Implementation of a multidisciplinary inpatient heart failure service and its association with hospitalized patient outcomes: First experience from the Middle East and North Africa region

Heart Lung. 2023 Sep-Oct:61:92-97. doi: 10.1016/j.hrtlng.2023.05.004. Epub 2023 May 15.

Abstract

Background: Multidisciplinary care models have been associated with improved clinical outcomes and an increase in adherence to guideline-directed medical therapy among patients hospitalized with heart failure (HF).

Objective: This study aims to evaluate the association between the creation of a multidisciplinary inpatient HF service and patient outcomes at a tertiary care center in the Middle East/ North Africa.

Methods: We used electronic health records to retrospectively identify patients hospitalized for acute HF between June-2015 and June-2018. Patients were categorized by whether they were hospitalized before (n = 71) or after (n = 86) the implementation of a multidisciplinary HF team (HF-MDT), starting on 1/1/2017. The groups were compared for optimal use of guideline-directed medical therapy, hospital length of stay, 30-day hospital readmission, and in-hospital mortality.

Results: The creation of the HF-MDT was associated with significantly better adherence to GDMT at discharge (27.5% vs. 55.4%, (OR 3.3, 95% CI [1.65-6.5]), P<0.001), shorter median hospital length of stay (8, IQR [4.8 - 19] vs. 5, IQR [3- 9], P = 0.02) and a reduction in 30-day hospital readmission (26.5% vs. 11%; OR 0.3, 95% CI [0.1-0.8], P = 0.02).
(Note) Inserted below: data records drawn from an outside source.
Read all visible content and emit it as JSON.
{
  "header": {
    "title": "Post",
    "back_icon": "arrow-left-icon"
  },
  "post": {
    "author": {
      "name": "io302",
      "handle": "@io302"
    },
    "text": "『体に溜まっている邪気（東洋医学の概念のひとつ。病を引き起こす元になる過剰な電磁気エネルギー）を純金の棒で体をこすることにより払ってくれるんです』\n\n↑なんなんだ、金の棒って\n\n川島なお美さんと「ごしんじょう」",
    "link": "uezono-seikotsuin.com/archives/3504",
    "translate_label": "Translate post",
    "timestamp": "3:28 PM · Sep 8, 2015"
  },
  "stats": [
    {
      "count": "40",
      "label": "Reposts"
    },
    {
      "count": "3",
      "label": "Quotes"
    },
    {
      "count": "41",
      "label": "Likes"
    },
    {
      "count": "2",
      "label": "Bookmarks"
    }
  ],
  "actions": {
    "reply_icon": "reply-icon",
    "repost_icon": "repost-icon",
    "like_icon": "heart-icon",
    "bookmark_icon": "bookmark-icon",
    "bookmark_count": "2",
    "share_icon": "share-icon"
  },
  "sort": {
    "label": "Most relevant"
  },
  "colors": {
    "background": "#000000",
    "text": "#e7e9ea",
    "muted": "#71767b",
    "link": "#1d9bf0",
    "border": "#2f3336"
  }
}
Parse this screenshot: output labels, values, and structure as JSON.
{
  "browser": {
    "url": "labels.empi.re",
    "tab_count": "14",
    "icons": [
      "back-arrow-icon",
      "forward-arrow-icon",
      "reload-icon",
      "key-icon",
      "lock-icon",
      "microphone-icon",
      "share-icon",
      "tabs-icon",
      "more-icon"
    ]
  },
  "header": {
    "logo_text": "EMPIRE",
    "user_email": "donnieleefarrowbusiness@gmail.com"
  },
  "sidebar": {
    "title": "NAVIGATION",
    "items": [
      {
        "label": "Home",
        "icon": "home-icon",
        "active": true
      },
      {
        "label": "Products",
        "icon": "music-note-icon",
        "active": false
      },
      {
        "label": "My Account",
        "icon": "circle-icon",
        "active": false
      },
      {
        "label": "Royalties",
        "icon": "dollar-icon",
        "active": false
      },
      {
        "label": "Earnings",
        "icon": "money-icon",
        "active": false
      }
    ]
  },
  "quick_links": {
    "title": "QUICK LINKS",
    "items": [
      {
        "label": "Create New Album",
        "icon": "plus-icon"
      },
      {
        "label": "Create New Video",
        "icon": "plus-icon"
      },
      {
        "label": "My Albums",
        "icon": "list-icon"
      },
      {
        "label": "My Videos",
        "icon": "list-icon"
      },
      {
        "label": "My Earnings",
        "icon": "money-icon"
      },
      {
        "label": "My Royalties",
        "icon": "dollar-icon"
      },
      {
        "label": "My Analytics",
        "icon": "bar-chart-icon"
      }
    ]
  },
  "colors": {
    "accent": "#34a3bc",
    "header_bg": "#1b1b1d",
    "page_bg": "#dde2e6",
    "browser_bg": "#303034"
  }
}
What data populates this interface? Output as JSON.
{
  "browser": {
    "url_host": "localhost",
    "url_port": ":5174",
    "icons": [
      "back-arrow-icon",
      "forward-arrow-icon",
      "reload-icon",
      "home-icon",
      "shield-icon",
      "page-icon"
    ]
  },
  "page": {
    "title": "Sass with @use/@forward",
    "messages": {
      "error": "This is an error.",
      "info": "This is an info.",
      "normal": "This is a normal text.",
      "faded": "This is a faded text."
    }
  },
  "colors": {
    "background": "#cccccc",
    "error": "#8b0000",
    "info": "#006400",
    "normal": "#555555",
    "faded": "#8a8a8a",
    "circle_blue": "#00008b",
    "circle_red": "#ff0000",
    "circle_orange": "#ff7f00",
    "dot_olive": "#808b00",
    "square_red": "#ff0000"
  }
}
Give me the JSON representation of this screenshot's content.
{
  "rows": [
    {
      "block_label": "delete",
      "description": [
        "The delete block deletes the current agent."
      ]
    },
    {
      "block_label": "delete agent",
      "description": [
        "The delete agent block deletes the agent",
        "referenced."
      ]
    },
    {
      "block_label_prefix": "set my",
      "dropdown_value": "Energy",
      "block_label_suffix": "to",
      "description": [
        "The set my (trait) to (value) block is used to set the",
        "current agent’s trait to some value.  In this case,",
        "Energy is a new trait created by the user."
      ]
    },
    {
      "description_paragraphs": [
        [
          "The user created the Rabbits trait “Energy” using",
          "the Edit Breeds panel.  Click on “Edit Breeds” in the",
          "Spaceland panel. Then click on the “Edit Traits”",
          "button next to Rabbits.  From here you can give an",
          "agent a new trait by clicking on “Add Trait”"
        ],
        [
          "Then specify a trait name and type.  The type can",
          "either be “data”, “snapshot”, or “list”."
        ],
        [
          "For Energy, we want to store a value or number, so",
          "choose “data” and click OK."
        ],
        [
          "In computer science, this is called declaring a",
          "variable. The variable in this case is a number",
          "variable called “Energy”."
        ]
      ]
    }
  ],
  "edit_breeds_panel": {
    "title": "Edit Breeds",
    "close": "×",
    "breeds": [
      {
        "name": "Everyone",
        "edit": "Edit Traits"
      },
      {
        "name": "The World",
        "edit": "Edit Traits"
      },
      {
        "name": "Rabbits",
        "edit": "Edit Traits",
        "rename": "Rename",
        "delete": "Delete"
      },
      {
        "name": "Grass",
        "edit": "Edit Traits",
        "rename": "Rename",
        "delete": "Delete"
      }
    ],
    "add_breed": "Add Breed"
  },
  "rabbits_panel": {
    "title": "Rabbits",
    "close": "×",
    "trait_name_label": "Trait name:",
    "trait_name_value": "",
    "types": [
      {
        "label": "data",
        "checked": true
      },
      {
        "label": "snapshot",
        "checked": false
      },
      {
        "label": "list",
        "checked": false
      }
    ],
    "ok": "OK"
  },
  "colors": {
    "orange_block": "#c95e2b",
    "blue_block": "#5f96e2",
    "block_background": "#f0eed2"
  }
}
However, there was no difference in-hospital mortality (10.5% vs. 3.5%; OR 0.3, 95% CI [0.1-1.2], P = 0.1).

Conclusions: Implementing an HF-MDT in the care of patients hospitalized with HF is associated with better adherence to GDMT on discharge, reduced hospital length of stay, and lower 30-day readmission rates. The current data support the broader adoption of dedicated HF programs in the Middle East to improve outcomes of patients with HF.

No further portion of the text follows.